Hi guys, I've few question regarding FB.

*1)* How to search somebody by just entering email id ?
*2)* I'm searching a girl whom i just met in GYM  she told me her name, college name. But i'm unable to find her. 
*3)* May be if she ask my FB id, how i'll give her? My name is very common on facebook: RAHUL  


help me guys...


----------



## rider (Sep 4, 2012)

On the left side of facebook logo, you can see friend request option, click on that on that sub-menu click on find friends where you can find friends via email.
And for telling other people to find on facebook, go to facebook click on your profile and the URL above indicates the unique identity in facebook, so just learn that URL with number 
e.g. www.facebook.com/rahulXXXX
Any one on facebook would type that and can open your profile page. If its long go the account settings > username and change it to smaller and unique name. like rahul xoxo, naughty rahul, wild rahul, hunky rahul etc  lol jk


----------



## krishnandu.sarkar (Sep 4, 2012)

kool said:


> Hi guys, I've few question regarding FB.
> 
> *1)* How to search somebody by just entering email id ?
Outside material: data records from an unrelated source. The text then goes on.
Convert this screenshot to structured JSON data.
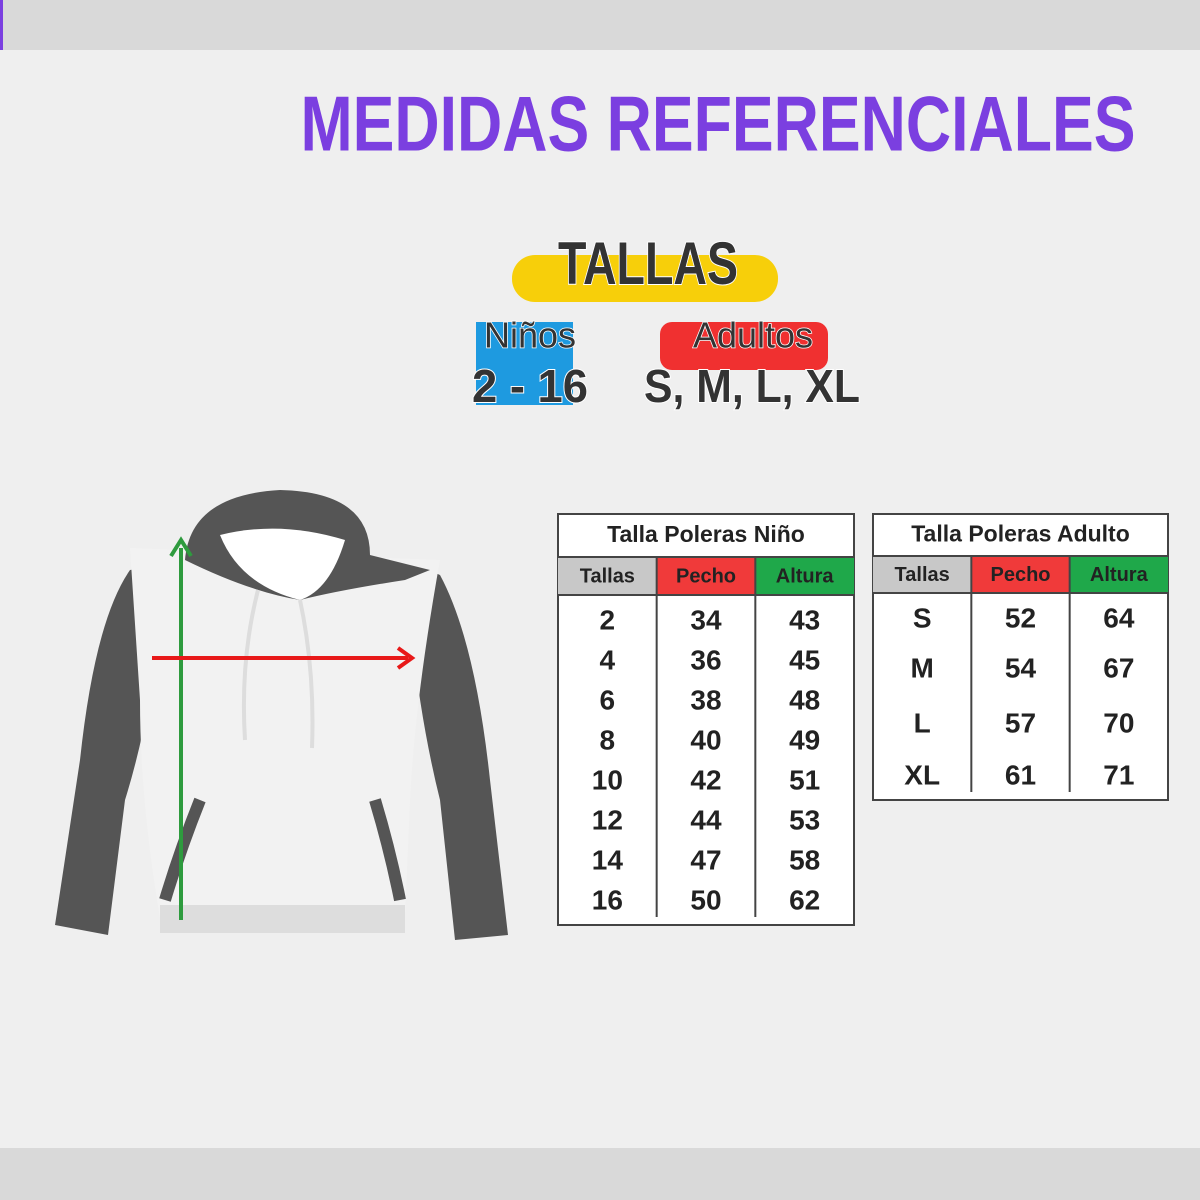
{
  "title": "MEDIDAS REFERENCIALES",
  "sizes": {
    "label": "TALLAS",
    "kids": {
      "label": "Niños",
      "range": "2 - 16"
    },
    "adults": {
      "label": "Adultos",
      "range": "S, M, L, XL"
    }
  },
  "tables": [
    {
      "title": "Talla Poleras Niño",
      "headers": [
        "Tallas",
        "Pecho",
        "Altura"
      ],
      "rows": [
        [
          2,
          34,
          43
        ],
        [
          4,
          36,
          45
        ],
        [
          6,
          38,
          48
        ],
        [
          8,
          40,
          49
        ],
        [
          10,
          42,
          51
        ],
        [
          12,
          44,
          53
        ],
        [
          14,
          47,
          58
        ],
        [
          16,
          50,
          62
        ]
      ]
    },
    {
      "title": "Talla Poleras Adulto",
      "headers": [
        "Tallas",
        "Pecho",
        "Altura"
      ],
      "rows": [
        [
          "S",
          52,
          64
        ],
        [
          "M",
          54,
          67
        ],
        [
          "L",
          57,
          70
        ],
        [
          "XL",
          61,
          71
        ]
      ]
    }
  ]
}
You can take help of google. Or if you know her EmailID, there's trick, just enter that EmailID to your Address Book of the Email A/c by which you use FB. Now at FB, do a find friends automatically from Email A/c and you'll be able to see her name as suggestion if she's using FB with the same EmailID 



> *2)* I'm searching a girl whom i just met in GYM  she told me her name, college name. But i'm unable to find her.



Well in this way searching becomes a little tough. Better ask her, by which name she uses FB, what is her DP etc.



> *3)* May be if she ask my FB id, how i'll give her? My name is very common on facebook: RAHUL



Well, you can give her your URL : *www.facebook.com/<UserID>. Eg. Mine is *www.facebook.com/krishnandu.sarkar

Last but not least, here also Google is your best friend.  Search By Name, Sort it to places and all, And finally add, site:facebook.com 

Hope that helps


----------



## coderunknown (Sep 4, 2012)

above trick mayn't work
*i.imgur.com/fkIbX.jpg


----------



## kool (Sep 4, 2012)

thank you guys, will try all above methods.


----------



## axes2t2 (Sep 4, 2012)

Don't do this facebook thing right away.

Mind your own business in the gym and do not greet with 'hi,hello' to her everyday.

Make small talk first when you and her are both relaxing and if she is not talking to anyone else.


----------



## krishnandu.sarkar (Sep 4, 2012)

Sam said:


> above trick mayn't work
> *i.imgur.com/fkIbX.jpg



Thanks..!! I didn't knew that


----------



## Kl@w-24 (Sep 4, 2012)

axes2t2 said:


> Don't do this facebook thing right away.
> 
> Mind your own business in the gym and do not greet with 'hi,hello' to her everyday.
> 
> Make small talk first when you and her are both relaxing and if she is not talking to anyone else.



Yes. Adding her immediately on FB will make you look needy. That's how you get friendzoned.


----------



## kool (Sep 5, 2012)

axes2t2 said:


> Don't do this facebook thing right away.
> 
> Mind your own business in the gym and do not greet with 'hi,hello' to her everyday.
> 
> Make small talk first when you and her are both relaxing and if she is not talking to anyone else.




wohooooo....... !!! finally i talked to her, and came to know that she is 2year elder than me. God knows how she maintains her age & figure, by mistake i said my less age. But i'll keep trying on her.  and thank u guys for ur help.


----------



## Faun (Sep 5, 2012)

Q: Who ask a girl's age first ?
A: kool


----------



## rhitwick (Sep 5, 2012)

You can search people by their email id in facebook.
Just enter the exact email id in search field and that particular profile would be infront of you.

I don't understand why you guys are making it so complicated!


----------



## axes2t2 (Sep 5, 2012)

Don't forget that there are other people in the gym also.Talk to them too. 

Also when you talk to her the 4-5th time gaze at her lips for 2-3 secs.


----------